- Infos im HLRS Wiki sind nicht rechtsverbindlich und ohne Gewähr -
- Information contained in the HLRS Wiki is not legally binding and HLRS is not responsible for any damages that might result from its use -

Password change

From HLRS Platforms
Jump to navigationJump to search

Due to a security incident on Hawk within the pre-production timeframe, all users must change their passwords and remove/replace ssh-keys before June 3rd 2020. This page provide more detailed information and help for some problems.

  • If your account is enabled for multiple ressources, you have to do the changing procedure only once.
  • If you get an error while changing the password, check your environment. Passwd is a simple bash script located in ( /opt/system/wrappers/passwd on Vulcan or /opt/passwd on change.hww.hlrs.de).

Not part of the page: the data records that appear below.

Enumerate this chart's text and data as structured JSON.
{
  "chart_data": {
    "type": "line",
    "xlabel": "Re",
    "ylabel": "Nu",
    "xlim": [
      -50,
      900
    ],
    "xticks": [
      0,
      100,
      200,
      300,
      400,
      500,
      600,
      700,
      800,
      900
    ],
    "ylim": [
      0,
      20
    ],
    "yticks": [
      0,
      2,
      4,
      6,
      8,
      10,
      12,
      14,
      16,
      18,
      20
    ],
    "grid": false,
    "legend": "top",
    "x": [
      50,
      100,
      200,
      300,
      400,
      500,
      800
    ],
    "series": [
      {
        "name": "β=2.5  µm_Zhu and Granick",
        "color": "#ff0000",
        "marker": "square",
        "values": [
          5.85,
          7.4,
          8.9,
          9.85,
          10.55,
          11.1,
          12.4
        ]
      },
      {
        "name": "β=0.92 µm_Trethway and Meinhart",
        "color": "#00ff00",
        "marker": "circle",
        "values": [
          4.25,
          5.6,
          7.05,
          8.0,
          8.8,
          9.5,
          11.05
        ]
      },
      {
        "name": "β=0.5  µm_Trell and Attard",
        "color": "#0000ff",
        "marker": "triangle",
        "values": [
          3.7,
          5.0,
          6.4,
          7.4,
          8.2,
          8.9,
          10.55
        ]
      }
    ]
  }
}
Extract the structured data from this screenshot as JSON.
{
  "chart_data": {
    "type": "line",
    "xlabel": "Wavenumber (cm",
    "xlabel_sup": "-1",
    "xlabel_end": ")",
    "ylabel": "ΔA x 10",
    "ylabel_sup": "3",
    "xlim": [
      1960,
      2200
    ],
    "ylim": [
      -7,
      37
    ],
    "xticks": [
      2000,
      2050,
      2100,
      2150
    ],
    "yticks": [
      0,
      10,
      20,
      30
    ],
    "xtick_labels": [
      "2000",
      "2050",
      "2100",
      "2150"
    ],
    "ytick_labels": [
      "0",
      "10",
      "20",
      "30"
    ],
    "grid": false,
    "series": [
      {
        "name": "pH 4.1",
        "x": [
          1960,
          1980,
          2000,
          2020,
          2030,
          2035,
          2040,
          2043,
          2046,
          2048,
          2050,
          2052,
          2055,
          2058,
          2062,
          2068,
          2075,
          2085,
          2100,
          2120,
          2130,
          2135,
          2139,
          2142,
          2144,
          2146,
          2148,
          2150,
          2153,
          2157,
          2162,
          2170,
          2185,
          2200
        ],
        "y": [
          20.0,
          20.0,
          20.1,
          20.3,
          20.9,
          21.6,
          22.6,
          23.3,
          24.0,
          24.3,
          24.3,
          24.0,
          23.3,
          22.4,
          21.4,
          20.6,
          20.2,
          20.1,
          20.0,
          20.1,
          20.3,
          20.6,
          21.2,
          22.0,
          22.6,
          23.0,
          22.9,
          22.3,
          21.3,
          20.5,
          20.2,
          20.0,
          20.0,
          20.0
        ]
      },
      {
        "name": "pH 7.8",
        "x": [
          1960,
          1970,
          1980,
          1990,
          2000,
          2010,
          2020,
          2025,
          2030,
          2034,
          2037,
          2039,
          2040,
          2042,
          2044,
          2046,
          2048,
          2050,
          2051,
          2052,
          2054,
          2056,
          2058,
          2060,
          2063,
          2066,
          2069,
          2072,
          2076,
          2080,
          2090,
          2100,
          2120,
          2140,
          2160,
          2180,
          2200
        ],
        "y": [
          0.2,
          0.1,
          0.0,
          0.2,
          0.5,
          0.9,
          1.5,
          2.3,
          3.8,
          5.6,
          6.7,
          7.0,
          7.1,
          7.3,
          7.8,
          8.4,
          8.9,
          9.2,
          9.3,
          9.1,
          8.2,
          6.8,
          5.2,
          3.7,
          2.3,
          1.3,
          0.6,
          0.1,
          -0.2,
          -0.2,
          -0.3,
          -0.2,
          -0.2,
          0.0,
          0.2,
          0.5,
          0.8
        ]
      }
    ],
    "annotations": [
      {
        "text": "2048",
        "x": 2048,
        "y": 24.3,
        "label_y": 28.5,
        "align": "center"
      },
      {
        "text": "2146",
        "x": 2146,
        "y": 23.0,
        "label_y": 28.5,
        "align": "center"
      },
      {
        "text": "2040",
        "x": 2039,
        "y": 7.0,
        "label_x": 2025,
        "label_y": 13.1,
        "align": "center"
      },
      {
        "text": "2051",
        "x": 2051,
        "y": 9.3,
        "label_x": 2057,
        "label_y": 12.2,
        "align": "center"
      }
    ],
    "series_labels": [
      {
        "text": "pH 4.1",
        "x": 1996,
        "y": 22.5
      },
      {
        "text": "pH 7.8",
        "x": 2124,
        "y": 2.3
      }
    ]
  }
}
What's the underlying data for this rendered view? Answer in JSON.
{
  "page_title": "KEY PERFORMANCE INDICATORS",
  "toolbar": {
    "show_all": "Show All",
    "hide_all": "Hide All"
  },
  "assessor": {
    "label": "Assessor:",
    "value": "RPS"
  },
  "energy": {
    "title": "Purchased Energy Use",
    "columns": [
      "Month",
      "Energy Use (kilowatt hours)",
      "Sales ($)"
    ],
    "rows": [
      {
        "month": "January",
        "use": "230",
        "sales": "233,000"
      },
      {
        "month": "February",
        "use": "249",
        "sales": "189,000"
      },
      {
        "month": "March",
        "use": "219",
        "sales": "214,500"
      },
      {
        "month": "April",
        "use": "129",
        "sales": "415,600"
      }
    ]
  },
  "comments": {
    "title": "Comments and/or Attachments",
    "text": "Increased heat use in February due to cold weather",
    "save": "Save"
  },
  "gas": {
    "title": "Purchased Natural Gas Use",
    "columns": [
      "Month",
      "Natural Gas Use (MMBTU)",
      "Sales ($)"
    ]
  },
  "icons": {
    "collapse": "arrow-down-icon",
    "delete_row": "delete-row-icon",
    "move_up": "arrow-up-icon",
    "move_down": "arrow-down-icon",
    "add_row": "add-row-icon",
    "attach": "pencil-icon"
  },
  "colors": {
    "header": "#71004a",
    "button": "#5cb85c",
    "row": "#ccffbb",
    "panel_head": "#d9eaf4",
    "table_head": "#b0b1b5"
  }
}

Todo so following steps are necessary:

Login on an frontend system which is accessable for you.

Vulcan users:

  ssh –l <your login> vulcan.hww.hlrs.de
  Run the passwd command to change your password. Please read information and watch output of this command. On success following text is displayed: Password changed successfully.
  Wait for a minimum of 20 minutes to redistribute the password
  Remove your ssh-keys (see below)

Users with accounts on Hawk only

 A server has been set up to provide a mechanism for the change:
    ssh –l  <your login> change.hww.hlrs.de
 Run the passwd command to change your password. Please read information and watch output of this command. On success following text is displayed: Password changed successfully.
  Remove your ssh-keys (see below)

remove compromised ssh-keys on vulcan / hawk

cd      #  change into your HOME Directory
rm –rf .ssh 
mkdir .ssh
chmod 700 .ssh
chmod og-w ~

Other systems

If Users use the same password or ssh-keys on other systems, this keys / passwords should be replaced as well.


Known problems

If you change your password for hawk using change.hww.hlrs.de, this will currently not updated on change, because some hawk related infrastructure is currently unavailable. As soon as this infrastructure is available passwords on change are updated.